Un mois auparavant, Moscou et ses alliés, Damas et Téhéran, réunissaient les cartes nécessaires pour reprendre le contrôle des quartiers Est de la ville d'Alep. La Russie a pu fournir une protection contre toute éventuelle intervention militaire de l’OTAN. Les avions Humaimim, et ceux stationnés à bord du porte-avion de la Méditerranée, représentent une carte forte dans la main de l’armée syrienne aidée par les Russes. Il est vrai qu’ils n’ont toujours pas intervenu dans les batailles, mais leur présence représente une force dissuasive pour les Etats anti-Damas. Leur utilisation est possible en cas de besoin, ce qui permettra sans doute un grand soutien pour les troupes terrestres, qui repoussent les terroristes des quartiers ouest d'Alep, et effectuent de grands progrès dans les quartiers Est.

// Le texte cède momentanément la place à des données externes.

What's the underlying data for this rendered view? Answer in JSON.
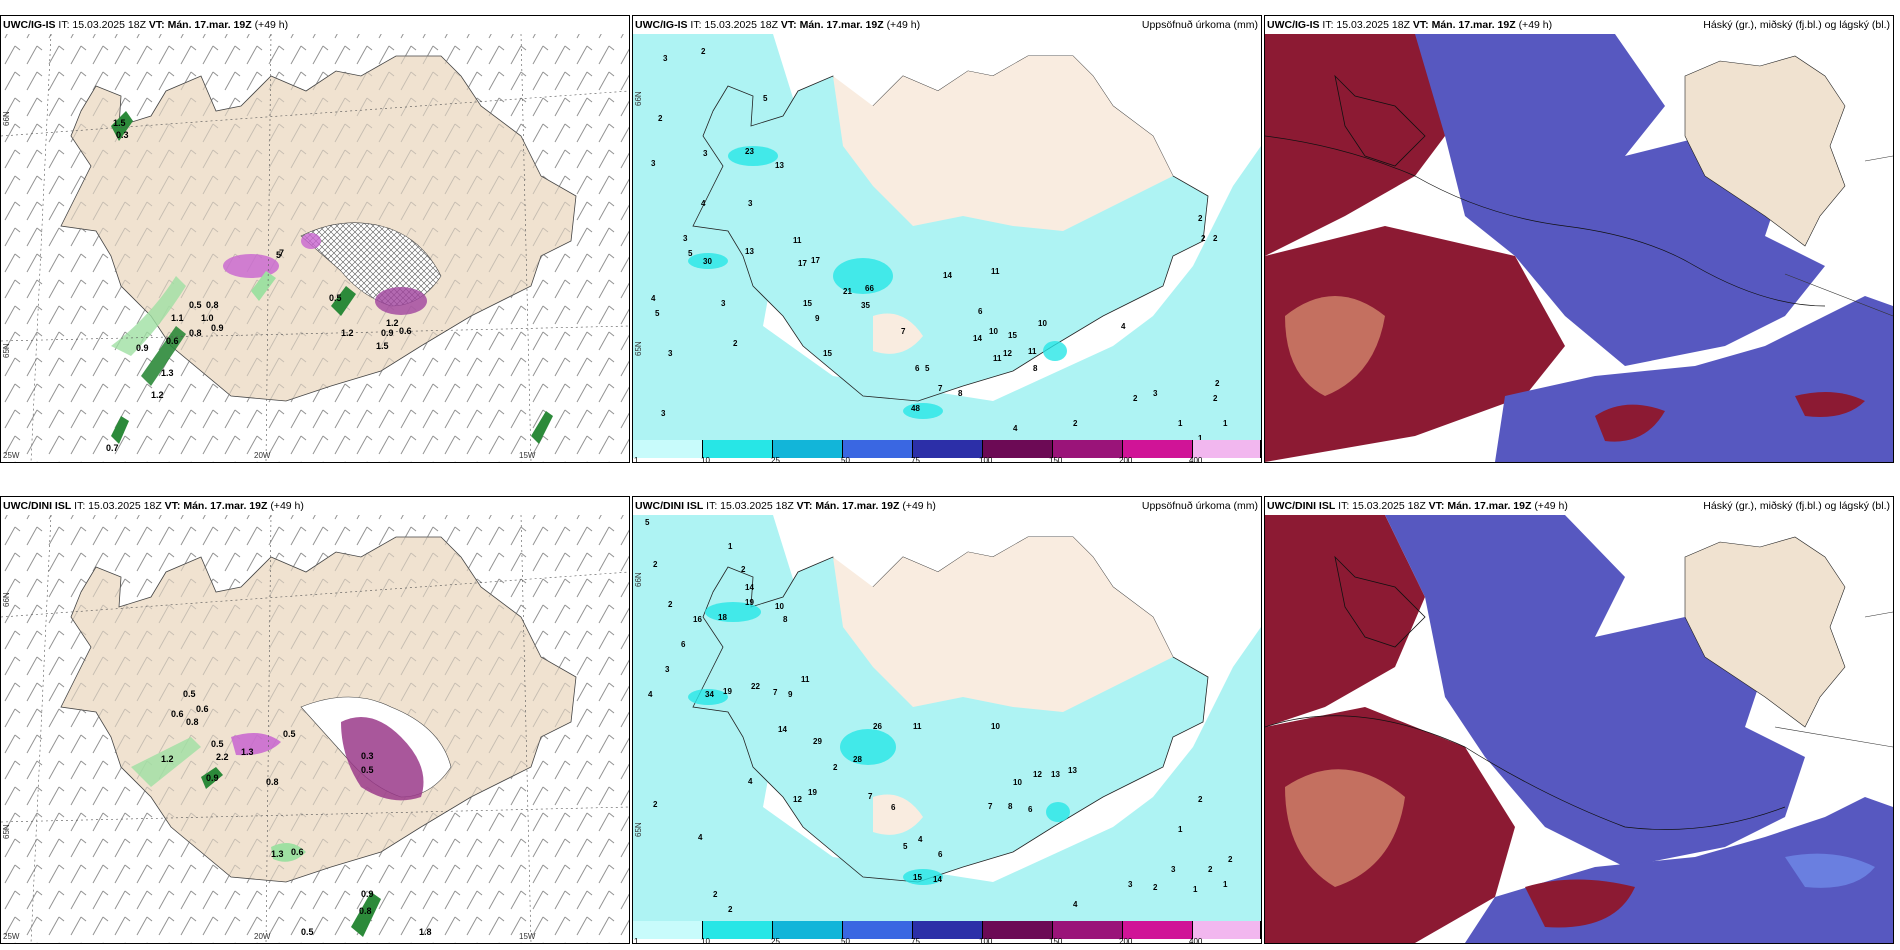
{
  "rows": [
    {
      "model": "UWC/IG-IS",
      "it_label": "IT: 15.03.2025 18Z",
      "vt_label": "VT: Mán. 17.mar. 19Z",
      "lead": "(+49 h)",
      "precip_title": "Uppsöfnuð úrkoma (mm)",
      "cloud_title": "Háský (gr.), miðský (fj.bl.) og lágský (bl.)",
      "precip_values": [
        "3",
        "2",
        "3",
        "2",
        "3",
        "5",
        "23",
        "13",
        "3",
        "4",
        "3",
        "5",
        "30",
        "13",
        "11",
        "17",
        "17",
        "4",
        "5",
        "3",
        "2",
        "15",
        "21",
        "35",
        "66",
        "14",
        "11",
        "6",
        "10",
        "15",
        "10",
        "14",
        "7",
        "9",
        "15",
        "11",
        "12",
        "11",
        "8",
        "6",
        "5",
        "7",
        "8",
        "3",
        "3",
        "48",
        "4",
        "3",
        "2",
        "2",
        "2",
        "4",
        "1",
        "1",
        "2",
        "1",
        "2",
        "3",
        "2",
        "2",
        "2"
      ],
      "wind_labels": [
        "1.5",
        "0.3",
        "5",
        "0.5",
        "1.1",
        "1.0",
        "0.8",
        "0.9",
        "0.6",
        "0.8",
        "0.9",
        "1.3",
        "1.2",
        "0.5",
        "1.2",
        "0.9",
        "1.5",
        "0.6",
        "0.7",
        "1.2",
        "7"
      ]
    },
    {
      "model": "UWC/DINI ISL",
      "it_label": "IT: 15.03.2025 18Z",
      "vt_label": "VT: Mán. 17.mar. 19Z",
      "lead": "(+49 h)",
      "precip_title": "Uppsöfnuð úrkoma (mm)",
      "cloud_title": "Háský (gr.), miðský (fj.bl.) og lágský (bl.)",
      "precip_values": [
        "5",
        "2",
        "1",
        "2",
        "2",
        "14",
        "19",
        "10",
        "16",
        "18",
        "8",
        "6",
        "3",
        "4",
        "34",
        "19",
        "22",
        "7",
        "9",
        "11",
        "14",
        "29",
        "28",
        "26",
        "11",
        "10",
        "12",
        "13",
        "13",
        "10",
        "2",
        "12",
        "19",
        "4",
        "7",
        "6",
        "7",
        "8",
        "6",
        "5",
        "4",
        "6",
        "15",
        "14",
        "2",
        "4",
        "2",
        "2",
        "3",
        "2",
        "1",
        "2",
        "1",
        "2",
        "3",
        "1",
        "4",
        "2"
      ],
      "wind_labels": [
        "0.5",
        "0.6",
        "0.6",
        "0.8",
        "0.5",
        "1.2",
        "2.2",
        "1.3",
        "0.5",
        "0.9",
        "0.8",
        "0.3",
        "0.5",
        "1.3",
        "0.6",
        "0.9",
        "0.8",
        "0.5",
        "1.8"
      ]
    }
  ],
  "lat_labels": [
    "66N",
    "65N"
  ],
  "lon_labels": [
    "25W",
    "20W",
    "15W"
  ],
  "scale": {
    "labels": [
      "1",
      "10",
      "25",
      "50",
      "75",
      "100",
      "150",
      "200",
      "400"
    ],
    "colors": [
      "#c8fbfb",
      "#27e6e6",
      "#12b5d9",
      "#3a67e2",
      "#2c2fa8",
      "#6c0a55",
      "#9a1479",
      "#d01497",
      "#ff2fc8",
      "#f2b7ef"
    ]
  },
  "colors": {
    "land": "#f0e2d0",
    "precip_light": "#aef3f3",
    "high_cloud": "#8c1a33",
    "mid_cloud": "#5758c0",
    "low_cloud": "#4a7fe0"
  }
}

Outre la Russie, l'Iran voudrait établir une «clôture» afin d’isoler le nord de la Syrie de l'influence turque. L’Iran a sa présence sur le terrain, en termes de soldats et de conseillers, et fait partie du parapluie militaire, empêchant toute intervention directe contre l'armée syrienne.
Damas a déclaré clairement son objectif principal : purifier les territoires syriens des groupes terroristes.
D'autre part, la Turquie tente d'imposer un fait accompli sur le terrain -afin d’avoir entre les mains des cartes fortes lors des prochaines négociations politiques- empêcher l'établissement d'une zone frontalière kurde. Ankara veut également garantir la protection des groupes terroristes, qu’elle a formés et soutenus durant toute la crise en leur fournissant l’aide et l’appui provenant des États-Unis et des pays du golfe persique. Ces objectifs se combinent dans la prise de la ville Al-Bab. Ankara n’avait pas besoin de demander la permission pour envoyer ses terroristes syriens, soutenus par ses propres forces spéciales, vers la campagne Nord d'Alep (24 Août), sous le prétexte de combattre «Daech», et pour empêcher les Kurdes d'établir leur état.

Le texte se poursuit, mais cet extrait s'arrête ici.